How Long Does Mild COVID Last?

Again, it can vary. Some people with mild COVID-19 may be asymptomatic, or they develop a few symptoms that clear up quickly. Others can be uncomfortable for days. "Mild illness typically lasts three to seven days," said Dr. Nelson.

What Are the Signs Your Mild COVID-19 Is Getting More Serious?

The CDC specifically warns that you should seek medical attention immediately if you develop any of these symptoms:

  • Trouble breathing
  • Persistent pain or pressure in the chest
  • New confusion
  • Inability to wake up or stay awake
  • Pale, gray, or blue-colored skin, lips, or nail beds, depending on skin tone

"Most patients feel well if they stay fed and hydrated, using over-the-counter medications such as acetaminophen as needed," said Dr. Nelson.

What to Do If You Develop Mild COVID-19

Even though your symptoms are mild, experts said it's still a good idea to check in with your doctor. "Your doctor can give you personalized advice on what to do during your illness", said Dr. Schaffner.

Some of this personalized advice may include your doctor prescribing monoclonal antibodies or antiviral medication. Both have been shown to reduce the chances of being hospitalized or dying from COVID-19.

Whether you feel your symptoms are mild or not, if you have an underlying health condition, definitely check in with your doctor, agreed Dr. Nelson. "Even mild COVID can lead to complications," noted Dr. Nelson.

Some of these underlying health conditions (what you might hear referred to as comorbidities) that are associated with a higher risk for severe COVID-19 include smoking, physical inactivity, obesity, heart conditions, cancer, diabetes, chronic lung disease, chronic kidney disease, substance use disorders, and certain mental health disorders.
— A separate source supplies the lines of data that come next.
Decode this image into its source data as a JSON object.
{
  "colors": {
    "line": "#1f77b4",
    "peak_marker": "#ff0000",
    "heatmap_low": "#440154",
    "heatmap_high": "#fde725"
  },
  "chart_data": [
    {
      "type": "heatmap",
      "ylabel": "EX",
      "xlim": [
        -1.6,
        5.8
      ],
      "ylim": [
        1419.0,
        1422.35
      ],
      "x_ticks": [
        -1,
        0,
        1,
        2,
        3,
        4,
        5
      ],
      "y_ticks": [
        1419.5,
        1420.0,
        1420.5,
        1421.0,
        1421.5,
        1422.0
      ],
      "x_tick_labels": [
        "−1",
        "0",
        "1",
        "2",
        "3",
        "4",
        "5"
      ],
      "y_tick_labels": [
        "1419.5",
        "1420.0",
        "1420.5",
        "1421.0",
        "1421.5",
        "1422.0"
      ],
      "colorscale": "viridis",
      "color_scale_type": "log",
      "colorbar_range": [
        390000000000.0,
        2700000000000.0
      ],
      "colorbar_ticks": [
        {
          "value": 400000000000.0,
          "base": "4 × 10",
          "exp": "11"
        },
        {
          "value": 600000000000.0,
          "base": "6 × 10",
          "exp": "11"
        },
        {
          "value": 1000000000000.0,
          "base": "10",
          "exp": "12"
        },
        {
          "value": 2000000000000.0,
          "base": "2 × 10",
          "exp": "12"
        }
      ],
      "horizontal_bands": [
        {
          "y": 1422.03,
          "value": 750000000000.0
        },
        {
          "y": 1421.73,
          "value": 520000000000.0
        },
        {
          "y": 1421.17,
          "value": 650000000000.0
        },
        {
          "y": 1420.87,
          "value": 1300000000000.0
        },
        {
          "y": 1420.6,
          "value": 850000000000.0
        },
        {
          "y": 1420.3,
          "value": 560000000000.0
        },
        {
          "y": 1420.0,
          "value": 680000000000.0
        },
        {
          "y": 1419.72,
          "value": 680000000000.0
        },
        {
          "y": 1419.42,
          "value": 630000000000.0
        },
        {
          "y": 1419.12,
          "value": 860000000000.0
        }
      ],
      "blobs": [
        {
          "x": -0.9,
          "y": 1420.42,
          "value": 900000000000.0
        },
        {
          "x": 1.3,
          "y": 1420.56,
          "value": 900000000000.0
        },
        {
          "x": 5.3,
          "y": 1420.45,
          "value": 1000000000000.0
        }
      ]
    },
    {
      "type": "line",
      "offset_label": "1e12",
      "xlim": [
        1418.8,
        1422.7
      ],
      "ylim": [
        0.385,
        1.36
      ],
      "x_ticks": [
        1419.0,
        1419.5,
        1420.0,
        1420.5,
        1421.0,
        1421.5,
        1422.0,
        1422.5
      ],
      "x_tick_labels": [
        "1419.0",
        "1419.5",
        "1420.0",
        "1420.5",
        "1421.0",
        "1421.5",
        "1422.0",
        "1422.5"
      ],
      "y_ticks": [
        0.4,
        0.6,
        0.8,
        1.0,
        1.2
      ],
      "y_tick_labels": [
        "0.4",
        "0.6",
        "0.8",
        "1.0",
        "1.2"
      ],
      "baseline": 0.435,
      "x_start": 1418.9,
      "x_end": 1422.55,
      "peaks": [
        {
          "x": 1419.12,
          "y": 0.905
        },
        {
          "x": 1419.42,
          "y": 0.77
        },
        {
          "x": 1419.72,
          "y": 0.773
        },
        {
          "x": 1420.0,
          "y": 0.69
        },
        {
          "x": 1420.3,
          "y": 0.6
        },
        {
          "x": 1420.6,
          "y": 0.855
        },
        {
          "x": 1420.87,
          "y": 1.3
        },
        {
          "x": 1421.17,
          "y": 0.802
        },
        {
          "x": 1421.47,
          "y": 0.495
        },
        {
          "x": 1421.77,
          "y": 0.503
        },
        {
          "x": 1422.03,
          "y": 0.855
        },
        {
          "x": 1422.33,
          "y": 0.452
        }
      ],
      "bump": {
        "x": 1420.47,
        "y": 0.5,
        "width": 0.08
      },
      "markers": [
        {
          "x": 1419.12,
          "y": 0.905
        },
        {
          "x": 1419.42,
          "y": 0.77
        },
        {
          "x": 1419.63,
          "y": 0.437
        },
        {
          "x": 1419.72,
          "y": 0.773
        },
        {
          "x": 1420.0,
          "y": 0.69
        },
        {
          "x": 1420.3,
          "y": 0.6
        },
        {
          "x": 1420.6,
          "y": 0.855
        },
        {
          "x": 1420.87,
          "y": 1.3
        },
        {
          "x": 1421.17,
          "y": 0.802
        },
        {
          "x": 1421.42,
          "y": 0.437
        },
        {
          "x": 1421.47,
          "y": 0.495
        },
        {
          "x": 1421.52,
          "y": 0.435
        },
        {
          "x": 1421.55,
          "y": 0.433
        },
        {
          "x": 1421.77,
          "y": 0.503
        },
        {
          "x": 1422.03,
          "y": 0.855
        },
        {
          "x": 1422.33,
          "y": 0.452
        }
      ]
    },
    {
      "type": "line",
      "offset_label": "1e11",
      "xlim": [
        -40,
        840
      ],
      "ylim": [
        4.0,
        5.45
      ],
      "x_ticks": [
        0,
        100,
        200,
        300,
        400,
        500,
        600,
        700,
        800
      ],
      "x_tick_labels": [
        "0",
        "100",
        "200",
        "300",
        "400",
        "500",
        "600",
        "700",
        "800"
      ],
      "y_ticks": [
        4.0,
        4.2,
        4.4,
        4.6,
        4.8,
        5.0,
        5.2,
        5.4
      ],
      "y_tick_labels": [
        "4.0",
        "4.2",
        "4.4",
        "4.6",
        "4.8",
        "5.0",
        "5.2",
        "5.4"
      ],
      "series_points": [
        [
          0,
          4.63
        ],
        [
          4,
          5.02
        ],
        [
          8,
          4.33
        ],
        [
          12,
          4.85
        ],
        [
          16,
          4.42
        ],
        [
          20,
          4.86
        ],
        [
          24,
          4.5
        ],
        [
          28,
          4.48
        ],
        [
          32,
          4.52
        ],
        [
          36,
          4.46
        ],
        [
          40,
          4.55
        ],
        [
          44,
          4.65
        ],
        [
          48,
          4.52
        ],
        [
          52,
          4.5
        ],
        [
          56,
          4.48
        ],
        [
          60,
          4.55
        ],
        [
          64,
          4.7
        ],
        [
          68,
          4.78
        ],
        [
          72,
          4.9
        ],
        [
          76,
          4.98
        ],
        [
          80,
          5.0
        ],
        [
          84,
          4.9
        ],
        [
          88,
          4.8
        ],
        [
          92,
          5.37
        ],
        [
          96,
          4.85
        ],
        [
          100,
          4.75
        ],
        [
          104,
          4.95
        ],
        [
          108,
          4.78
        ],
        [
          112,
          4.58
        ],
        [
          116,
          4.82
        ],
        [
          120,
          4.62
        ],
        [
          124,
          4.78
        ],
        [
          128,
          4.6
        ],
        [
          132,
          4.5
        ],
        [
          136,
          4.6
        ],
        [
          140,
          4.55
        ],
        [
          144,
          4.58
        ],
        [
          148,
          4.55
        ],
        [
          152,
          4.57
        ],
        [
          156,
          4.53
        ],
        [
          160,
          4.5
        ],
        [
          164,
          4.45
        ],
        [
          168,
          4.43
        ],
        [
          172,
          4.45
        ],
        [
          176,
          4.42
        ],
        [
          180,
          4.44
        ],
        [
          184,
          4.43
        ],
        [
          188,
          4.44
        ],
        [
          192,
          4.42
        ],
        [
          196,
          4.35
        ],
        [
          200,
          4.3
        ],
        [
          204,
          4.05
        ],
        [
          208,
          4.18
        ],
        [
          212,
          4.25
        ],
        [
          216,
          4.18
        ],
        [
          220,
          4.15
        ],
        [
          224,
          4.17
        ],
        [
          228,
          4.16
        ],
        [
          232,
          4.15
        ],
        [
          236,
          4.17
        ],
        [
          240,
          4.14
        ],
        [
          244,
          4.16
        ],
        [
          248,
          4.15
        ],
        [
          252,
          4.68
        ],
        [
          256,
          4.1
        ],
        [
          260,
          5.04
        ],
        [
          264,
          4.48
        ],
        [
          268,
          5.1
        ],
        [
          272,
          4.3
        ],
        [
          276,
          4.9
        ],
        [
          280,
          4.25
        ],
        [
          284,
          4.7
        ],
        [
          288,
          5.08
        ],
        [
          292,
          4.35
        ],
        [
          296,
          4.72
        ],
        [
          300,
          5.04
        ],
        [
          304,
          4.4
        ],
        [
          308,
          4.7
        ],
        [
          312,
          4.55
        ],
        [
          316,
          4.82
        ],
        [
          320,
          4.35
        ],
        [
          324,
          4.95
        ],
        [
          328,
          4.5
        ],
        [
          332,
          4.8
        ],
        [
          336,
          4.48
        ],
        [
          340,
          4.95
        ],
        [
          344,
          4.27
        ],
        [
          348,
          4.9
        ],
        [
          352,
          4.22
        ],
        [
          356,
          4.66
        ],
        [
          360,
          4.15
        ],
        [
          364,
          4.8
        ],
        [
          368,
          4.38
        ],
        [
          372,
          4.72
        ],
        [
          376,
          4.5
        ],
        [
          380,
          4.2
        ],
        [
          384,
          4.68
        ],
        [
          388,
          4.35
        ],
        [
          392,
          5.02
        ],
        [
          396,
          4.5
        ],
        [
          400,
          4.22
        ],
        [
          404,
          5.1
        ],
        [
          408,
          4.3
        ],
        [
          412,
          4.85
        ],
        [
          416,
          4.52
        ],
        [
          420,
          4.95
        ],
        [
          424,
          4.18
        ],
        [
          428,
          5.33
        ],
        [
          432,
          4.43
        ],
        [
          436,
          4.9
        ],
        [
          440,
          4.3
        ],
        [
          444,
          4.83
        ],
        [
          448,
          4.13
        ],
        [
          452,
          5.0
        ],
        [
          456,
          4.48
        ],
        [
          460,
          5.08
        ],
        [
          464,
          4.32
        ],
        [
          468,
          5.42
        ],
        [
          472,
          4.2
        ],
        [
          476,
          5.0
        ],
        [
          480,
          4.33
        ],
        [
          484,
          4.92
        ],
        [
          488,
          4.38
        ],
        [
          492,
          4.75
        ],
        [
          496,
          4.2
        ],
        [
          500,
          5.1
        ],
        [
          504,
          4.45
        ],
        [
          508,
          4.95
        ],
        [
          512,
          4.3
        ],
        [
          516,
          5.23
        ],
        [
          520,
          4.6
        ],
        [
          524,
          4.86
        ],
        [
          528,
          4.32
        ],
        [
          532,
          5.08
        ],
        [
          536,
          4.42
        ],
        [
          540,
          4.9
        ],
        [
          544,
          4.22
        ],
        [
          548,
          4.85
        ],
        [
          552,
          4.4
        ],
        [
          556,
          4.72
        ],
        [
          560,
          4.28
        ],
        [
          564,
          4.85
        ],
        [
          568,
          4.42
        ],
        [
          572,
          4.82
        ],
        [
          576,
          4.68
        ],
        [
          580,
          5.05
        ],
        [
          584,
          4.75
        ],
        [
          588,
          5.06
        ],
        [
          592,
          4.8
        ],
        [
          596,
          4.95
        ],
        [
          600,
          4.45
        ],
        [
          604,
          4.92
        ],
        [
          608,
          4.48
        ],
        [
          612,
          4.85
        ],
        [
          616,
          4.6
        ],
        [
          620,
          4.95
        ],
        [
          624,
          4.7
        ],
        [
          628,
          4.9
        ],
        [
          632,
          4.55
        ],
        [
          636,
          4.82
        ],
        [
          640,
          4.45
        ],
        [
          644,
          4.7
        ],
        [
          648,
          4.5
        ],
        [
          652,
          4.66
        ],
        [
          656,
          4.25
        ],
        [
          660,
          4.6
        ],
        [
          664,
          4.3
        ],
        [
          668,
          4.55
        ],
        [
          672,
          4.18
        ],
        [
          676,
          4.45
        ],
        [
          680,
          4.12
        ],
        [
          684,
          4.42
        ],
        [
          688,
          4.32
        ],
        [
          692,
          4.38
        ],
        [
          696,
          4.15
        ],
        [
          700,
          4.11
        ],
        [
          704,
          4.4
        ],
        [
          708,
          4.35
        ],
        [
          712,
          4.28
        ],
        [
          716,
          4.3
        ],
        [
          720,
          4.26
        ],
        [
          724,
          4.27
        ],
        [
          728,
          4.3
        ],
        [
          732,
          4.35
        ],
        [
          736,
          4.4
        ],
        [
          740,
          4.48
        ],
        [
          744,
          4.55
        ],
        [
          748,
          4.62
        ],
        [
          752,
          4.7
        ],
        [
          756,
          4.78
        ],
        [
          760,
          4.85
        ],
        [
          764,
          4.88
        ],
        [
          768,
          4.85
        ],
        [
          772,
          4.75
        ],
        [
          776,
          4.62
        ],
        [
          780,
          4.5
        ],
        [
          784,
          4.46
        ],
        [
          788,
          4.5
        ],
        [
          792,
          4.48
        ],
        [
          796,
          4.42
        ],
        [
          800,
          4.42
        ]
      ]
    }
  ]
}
Overall, experts also stress the importance of getting vaccinated against COVID-19. "Vaccination prevents most people who develop COVID from progressing beyond the mild stages, and markedly reduces hospitalization and death," explained Dr. Nelson. "It is imperfect and people can still develop concerning COVID, but the risk of doing so is significantly lower as is the complication rate if it develops."

The information in this story is accurate as of press time. However, as the situation surrounding COVID-19 continues to evolve, it's possible that some data have changed since publication. While Health is trying to keep our stories as up-to-date as possible, we also encourage readers to stay informed on news and recommendations for their own communities by using the CDC, WHO, and their local public health department as resources.